Mi cara debía de reflejar el escepticismo de un evolucionista en un seminario de ciencias de la creación, porque la expresión de Caroline pasó de la preocupación a la consternación.
—De hecho, no llegó tarde en absoluto.
Se volvió y jugó nerviosamente con una caja de maquillaje que había sobre el tocador, pero yo podía verle el rostro pálido como la luna por el espejo. Esperé.
—Mi señora dijo que regresó al hotel a las cinco y media —prosiguió Caroline con un suspiro—. Mi habitación se hallaba junto a la suya y normalmente podía oírla trajinar cuando estaba. Además, tiene la costumbre de llamarme cuando llega. Por eso cuando me llamó a las siete di por sentado que acababa de llegar. Pero ella insiste en que llegó a las cinco y media y que, en lugar de llamarme, se tumbó a descansar.
—¿Por qué insiste tanto?
Caroline me miró por el espejo.
—No lo sé. Al final se echó a reír y dijo que una de las dos debía de tener la hora de Sandringham.
—¿Eh?
—Por la costumbre esa de adelantar los relojes de la finca a fin para disponer de más tiempo de luz para la cacería.

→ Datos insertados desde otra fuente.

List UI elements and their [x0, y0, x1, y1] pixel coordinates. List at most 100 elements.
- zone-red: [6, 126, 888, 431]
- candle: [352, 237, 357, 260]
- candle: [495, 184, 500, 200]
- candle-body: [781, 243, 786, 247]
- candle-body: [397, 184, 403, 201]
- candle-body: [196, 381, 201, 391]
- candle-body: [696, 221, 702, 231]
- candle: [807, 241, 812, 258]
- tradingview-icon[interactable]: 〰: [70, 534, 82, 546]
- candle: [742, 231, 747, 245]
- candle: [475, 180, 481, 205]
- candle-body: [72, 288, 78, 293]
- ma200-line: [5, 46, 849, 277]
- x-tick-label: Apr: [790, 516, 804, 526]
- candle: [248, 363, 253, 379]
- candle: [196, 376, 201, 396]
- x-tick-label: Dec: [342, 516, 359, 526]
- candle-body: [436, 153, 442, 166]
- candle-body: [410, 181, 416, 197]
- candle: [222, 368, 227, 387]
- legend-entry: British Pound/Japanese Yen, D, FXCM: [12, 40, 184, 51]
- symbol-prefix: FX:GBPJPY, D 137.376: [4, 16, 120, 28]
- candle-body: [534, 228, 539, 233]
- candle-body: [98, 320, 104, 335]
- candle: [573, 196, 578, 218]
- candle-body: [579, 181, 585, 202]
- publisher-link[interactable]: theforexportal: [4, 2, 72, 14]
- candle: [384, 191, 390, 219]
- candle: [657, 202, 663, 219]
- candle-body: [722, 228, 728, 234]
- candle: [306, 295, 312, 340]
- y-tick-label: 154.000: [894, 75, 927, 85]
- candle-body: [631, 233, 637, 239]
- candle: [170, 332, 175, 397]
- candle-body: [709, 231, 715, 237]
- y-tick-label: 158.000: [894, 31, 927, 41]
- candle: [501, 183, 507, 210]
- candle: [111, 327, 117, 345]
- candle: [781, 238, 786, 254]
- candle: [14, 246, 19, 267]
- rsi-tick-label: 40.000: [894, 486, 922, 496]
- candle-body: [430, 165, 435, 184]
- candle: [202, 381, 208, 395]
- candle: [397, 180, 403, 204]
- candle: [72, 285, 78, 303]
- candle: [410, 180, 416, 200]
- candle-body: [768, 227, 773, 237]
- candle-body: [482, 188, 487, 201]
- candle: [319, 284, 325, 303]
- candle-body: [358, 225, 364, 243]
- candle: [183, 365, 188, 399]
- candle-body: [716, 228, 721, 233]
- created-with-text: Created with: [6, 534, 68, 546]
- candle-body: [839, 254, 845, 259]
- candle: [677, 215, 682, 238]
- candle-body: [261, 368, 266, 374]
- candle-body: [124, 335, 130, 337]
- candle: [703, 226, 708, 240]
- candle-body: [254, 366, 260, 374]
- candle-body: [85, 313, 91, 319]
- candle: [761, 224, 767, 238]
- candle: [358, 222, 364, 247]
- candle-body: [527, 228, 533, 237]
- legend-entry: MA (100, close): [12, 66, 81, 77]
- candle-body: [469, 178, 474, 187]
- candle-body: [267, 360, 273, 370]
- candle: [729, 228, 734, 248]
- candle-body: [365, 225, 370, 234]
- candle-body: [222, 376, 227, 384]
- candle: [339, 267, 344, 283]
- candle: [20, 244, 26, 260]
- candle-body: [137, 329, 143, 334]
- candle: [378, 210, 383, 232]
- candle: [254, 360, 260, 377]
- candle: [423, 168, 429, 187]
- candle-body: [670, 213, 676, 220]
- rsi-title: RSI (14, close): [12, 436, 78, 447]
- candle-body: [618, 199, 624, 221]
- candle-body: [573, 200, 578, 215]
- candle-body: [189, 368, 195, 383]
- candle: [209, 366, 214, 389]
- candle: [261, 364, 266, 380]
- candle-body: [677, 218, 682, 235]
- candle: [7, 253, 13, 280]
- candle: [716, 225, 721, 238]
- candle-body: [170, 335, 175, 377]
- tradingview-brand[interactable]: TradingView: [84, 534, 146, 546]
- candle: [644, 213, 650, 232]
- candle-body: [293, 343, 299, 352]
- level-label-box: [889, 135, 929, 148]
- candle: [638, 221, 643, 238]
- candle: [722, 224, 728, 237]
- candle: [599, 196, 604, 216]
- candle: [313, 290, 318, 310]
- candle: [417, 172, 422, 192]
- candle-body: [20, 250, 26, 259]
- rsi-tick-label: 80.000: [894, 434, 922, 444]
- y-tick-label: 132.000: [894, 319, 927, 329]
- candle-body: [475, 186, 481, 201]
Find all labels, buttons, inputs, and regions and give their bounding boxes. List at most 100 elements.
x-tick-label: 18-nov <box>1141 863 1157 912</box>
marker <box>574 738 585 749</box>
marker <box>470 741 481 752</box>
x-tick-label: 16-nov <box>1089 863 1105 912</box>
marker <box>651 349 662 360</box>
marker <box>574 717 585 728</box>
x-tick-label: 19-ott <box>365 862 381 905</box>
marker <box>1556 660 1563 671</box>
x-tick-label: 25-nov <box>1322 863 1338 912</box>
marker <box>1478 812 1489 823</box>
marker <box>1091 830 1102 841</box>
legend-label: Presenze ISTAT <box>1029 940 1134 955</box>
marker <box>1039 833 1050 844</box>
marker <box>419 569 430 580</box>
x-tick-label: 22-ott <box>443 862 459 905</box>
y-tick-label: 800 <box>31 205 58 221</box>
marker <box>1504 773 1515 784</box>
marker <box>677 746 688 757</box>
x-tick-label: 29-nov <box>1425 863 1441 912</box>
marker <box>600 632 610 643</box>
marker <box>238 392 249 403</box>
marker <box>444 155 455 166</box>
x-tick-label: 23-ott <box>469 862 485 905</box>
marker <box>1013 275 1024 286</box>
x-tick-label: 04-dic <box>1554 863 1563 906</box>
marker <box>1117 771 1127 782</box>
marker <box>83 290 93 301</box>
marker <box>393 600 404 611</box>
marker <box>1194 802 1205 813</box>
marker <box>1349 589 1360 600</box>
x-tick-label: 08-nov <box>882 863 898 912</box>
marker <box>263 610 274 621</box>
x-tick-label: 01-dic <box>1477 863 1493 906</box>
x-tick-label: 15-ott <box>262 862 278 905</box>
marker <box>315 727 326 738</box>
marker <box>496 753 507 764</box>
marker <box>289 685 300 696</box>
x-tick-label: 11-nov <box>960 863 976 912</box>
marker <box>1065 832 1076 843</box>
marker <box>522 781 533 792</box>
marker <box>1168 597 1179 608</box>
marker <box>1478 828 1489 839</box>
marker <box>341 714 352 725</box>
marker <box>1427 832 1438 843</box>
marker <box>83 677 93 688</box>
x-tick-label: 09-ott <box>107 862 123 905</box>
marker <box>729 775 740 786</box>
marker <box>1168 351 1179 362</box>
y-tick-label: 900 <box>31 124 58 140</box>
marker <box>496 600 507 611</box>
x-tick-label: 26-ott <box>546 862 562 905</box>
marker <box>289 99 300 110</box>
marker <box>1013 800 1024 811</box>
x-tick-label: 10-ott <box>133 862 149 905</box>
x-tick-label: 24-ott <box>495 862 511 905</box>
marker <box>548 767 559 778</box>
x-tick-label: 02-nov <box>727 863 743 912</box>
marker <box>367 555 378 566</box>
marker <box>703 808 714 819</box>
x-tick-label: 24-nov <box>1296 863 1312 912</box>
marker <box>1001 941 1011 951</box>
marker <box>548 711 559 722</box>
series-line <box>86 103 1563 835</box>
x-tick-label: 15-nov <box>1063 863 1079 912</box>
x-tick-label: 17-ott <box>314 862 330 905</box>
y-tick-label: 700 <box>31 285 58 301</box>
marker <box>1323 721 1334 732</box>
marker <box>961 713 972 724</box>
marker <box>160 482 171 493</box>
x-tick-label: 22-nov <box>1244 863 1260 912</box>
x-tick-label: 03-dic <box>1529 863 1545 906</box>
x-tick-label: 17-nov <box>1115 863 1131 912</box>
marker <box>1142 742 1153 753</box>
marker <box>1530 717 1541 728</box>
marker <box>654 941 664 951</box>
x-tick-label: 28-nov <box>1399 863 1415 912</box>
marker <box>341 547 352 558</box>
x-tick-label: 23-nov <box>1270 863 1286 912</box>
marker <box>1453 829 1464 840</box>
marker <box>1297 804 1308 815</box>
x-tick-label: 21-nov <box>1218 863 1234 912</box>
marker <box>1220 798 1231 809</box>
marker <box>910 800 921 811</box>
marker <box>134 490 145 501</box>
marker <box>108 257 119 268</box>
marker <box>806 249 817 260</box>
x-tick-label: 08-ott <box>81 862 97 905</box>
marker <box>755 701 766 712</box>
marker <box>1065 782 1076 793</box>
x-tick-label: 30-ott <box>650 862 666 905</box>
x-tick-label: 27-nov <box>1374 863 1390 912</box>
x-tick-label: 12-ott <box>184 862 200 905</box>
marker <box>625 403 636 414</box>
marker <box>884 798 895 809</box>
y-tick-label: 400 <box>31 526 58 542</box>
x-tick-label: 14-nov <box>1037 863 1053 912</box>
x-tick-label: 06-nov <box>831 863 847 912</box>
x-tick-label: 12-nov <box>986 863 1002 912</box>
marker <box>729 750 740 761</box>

—¿Cuánto tiempo? —Desconocía esa costumbre.
—Media hora. Pero ya no se hace, claro —añadió, advirtiendo mi aturdimiento—. Fue una costumbre que instituyó Eduardo VII y creo que la abandonaron en los años treinta con Eduardo VIII. Me sorprendió que la marquesa la conociera. Supongo que su majestad se la contó.
—¿La marquesa no habrá recibido amenazas de algún tipo, verdad? —pregunté impulsivamente, el trozo de papel flotando en mi cabeza como una hoja de otoño.
Caroline se volvió para mirarme. Parecía casi aliviada de poder cambiar de tema.
—Qué pregunta tan extraña. ¿Por qué lo preguntas?
—Oh, ya sabes —disimula, disimula—, por el asunto del FDA. Lady Thring es un personaje conocido y ha venido a Sandringham para la temporada de caza.
Después del asesinato ocurrido en Dersingham me preguntaba si... —Me encogí de hombros—. Quizá por eso la marquesa está tan nerviosa.
Caroline arrugó sus espesas cejas.
—No lo creo. —Ladeó la cabeza y me miró con expresión interrogativa—. Estás muy rara, Jane. ¿Te dio el dentista un medicamento nuevo?
—¿El dentista? ¡Ah, el dentista! —De pronto me acordé: la excusa ideada para la señora Benefer—. Sólo me empastó una muela. Nada serio.